Jacometto Veneziano: Purveyor of mophead portraits
Jacometto Veneziano, a little known painter in Early Renaissance Venice, was mainly active as a manuscript illuminator and a portraitist. It’s his portraiture that now truly stands out, not least as proof that Jacometto was one of the Venetian artists most deeply influenced by Antonello da Messina‘s arrival in the city in the mid-1470s. Jacometto’s portraits are uniformly striking for their meticulous detail, highly refined technique and luminous, atmospheric landscape – or plainly tenebrous – backgrounds.
All of these attributes are conventionally linked to Netherlandish painting of Early Renaissance and, by proxy, to Antonello who produced similar portraits himself. This artist is also widely credited with the introduction of oil painting, a technique originating from the Netherlands, into Italy even as no documentary evidence exists that he ever travelled beyond Italian borders. Like Antonello, Jacometto would have been patronised by notable patricians and humanists whom he immortalised in his portraits.
Jacometto’s signature portraits are of Venetian men, young and old, recognisable by a helmet-like shoulder-length hairstyle called a zazzera (Italian for ‘mophead’). It was considered fashionable in Venice in the 1480s and 1490s when these portraits were painted. His portraits also show the subjects bust-length and in three-quarter view, sitting in the occhio e mezzo (‘eye and a half’) pose. Another distinctive feature is the subjects’ dark cloak and, sometimes, a berretto (‘cap’), typical of upper-class Venetian men.

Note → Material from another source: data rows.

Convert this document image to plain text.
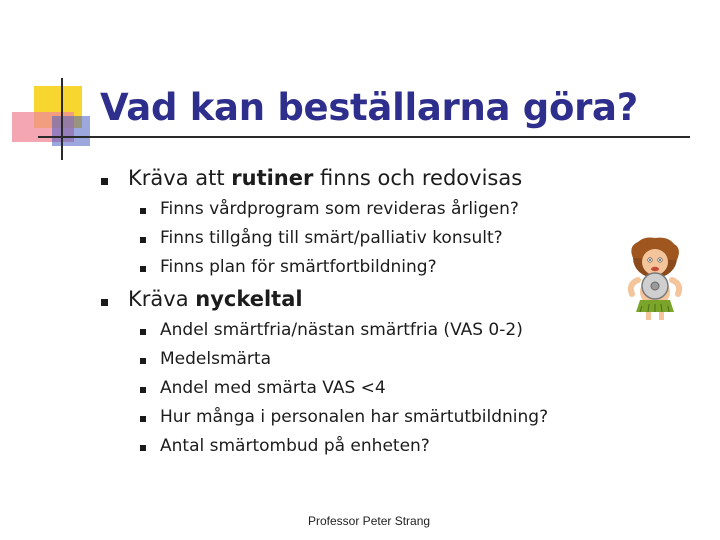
Vad kan beställarna göra?
Kräva att rutiner finns och redovisas
Finns vårdprogram som revideras årligen?
Finns tillgång till smärt/palliativ konsult?
Finns plan för smärtfortbildning?
Kräva nyckeltal
Andel smärtfria/nästan smärtfria (VAS 0-2)
Medelsmärta
Andel med smärta VAS <4
Hur många i personalen har smärtutbildning?
Antal smärtombud på enheten?
Professor Peter Strang
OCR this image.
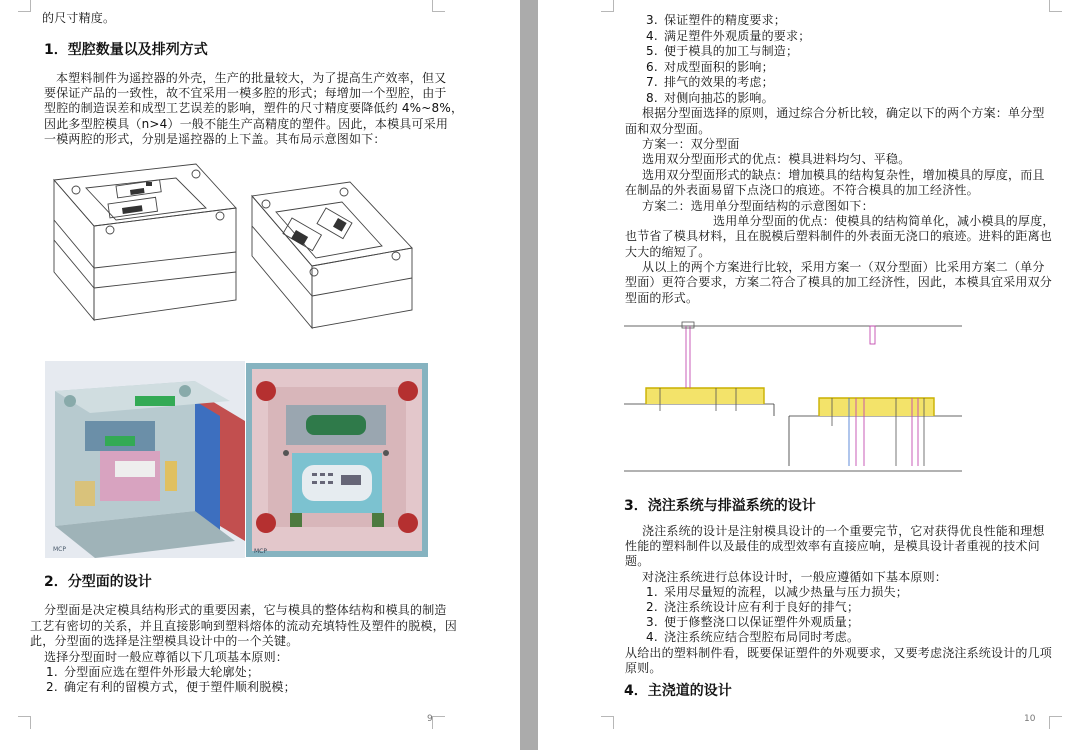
的尺寸精度。
1．型腔数量以及排列方式
本塑料制件为遥控器的外壳，生产的批量较大，为了提高生产效率，但又
要保证产品的一致性，故不宜采用一模多腔的形式；每增加一个型腔，由于
型腔的制造误差和成型工艺误差的影响，塑件的尺寸精度要降低约 4%~8%，
因此多型腔模具（n>4）一般不能生产高精度的塑件。因此，本模具可采用
一模两腔的形式，分别是遥控器的上下盖。其布局示意图如下：
MCP	MCP
2．分型面的设计
分型面是决定模具结构形式的重要因素，它与模具的整体结构和模具的制造
工艺有密切的关系，并且直接影响到塑料熔体的流动充填特性及塑件的脱模，因
此，分型面的选择是注塑模具设计中的一个关键。
选择分型面时一般应尊循以下几项基本原则：
1. 分型面应选在塑件外形最大轮廓处；
2. 确定有利的留模方式，便于塑件顺利脱模；
9
3. 保证塑件的精度要求；
4. 满足塑件外观质量的要求；
5. 便于模具的加工与制造；
6. 对成型面积的影响；
7. 排气的效果的考虑；
8. 对侧向抽芯的影响。
根据分型面选择的原则，通过综合分析比较，确定以下的两个方案：单分型
面和双分型面。
方案一：双分型面
选用双分型面形式的优点：模具进料均匀、平稳。
选用双分型面形式的缺点：增加模具的结构复杂性，增加模具的厚度，而且
在制品的外表面易留下点浇口的痕迹。不符合模具的加工经济性。
方案二：选用单分型面结构的示意图如下：
选用单分型面的优点：使模具的结构简单化，减小模具的厚度，
也节省了模具材料，且在脱模后塑料制件的外表面无浇口的痕迹。进料的距离也
大大的缩短了。
从以上的两个方案进行比较，采用方案一（双分型面）比采用方案二（单分
型面）更符合要求，方案二符合了模具的加工经济性，因此，本模具宜采用双分
型面的形式。
3．浇注系统与排溢系统的设计
浇注系统的设计是注射模具设计的一个重要完节，它对获得优良性能和理想
性能的塑料制件以及最佳的成型效率有直接应响，是模具设计者重视的技术问
题。
对浇注系统进行总体设计时，一般应遵循如下基本原则：
1. 采用尽量短的流程，以减少热量与压力损失；
2. 浇注系统设计应有利于良好的排气；
3. 便于修整浇口以保证塑件外观质量；
4. 浇注系统应结合型腔布局同时考虑。
从给出的塑料制件看，既要保证塑件的外观要求，又要考虑浇注系统设计的几项
原则。
4．主浇道的设计
10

Like other Venetian artists of the period, Jacometto sets his subjects against two types of background. His Portrait of a Young Man, my favourite which now hangs at the Metropolitan Museum of Art (the Met) in New York, is arranged against a dark background to emphasise the subject’s facial features as well as his auburn hair. My other favourite, Portrait of Alvise Contarini, now also at the Met, is rather incongruously set in a lush countryside that could only be found outside Venice on the Italian mainland.
After many centuries when generic representation had been the norm, Early Renaissance portraiture emerges with a distinct sense of reality. Jacometto’s portraits from Early Renaissance Venice show a clear intention to depict the unique appearance of a particular person. In addition to each portrait expressing individual identity, Jacometto also captures the moment: no upper-class Venetian man, young or old, would sit for a portrait wearing anything but a black cloak or sporting anything but a mophead.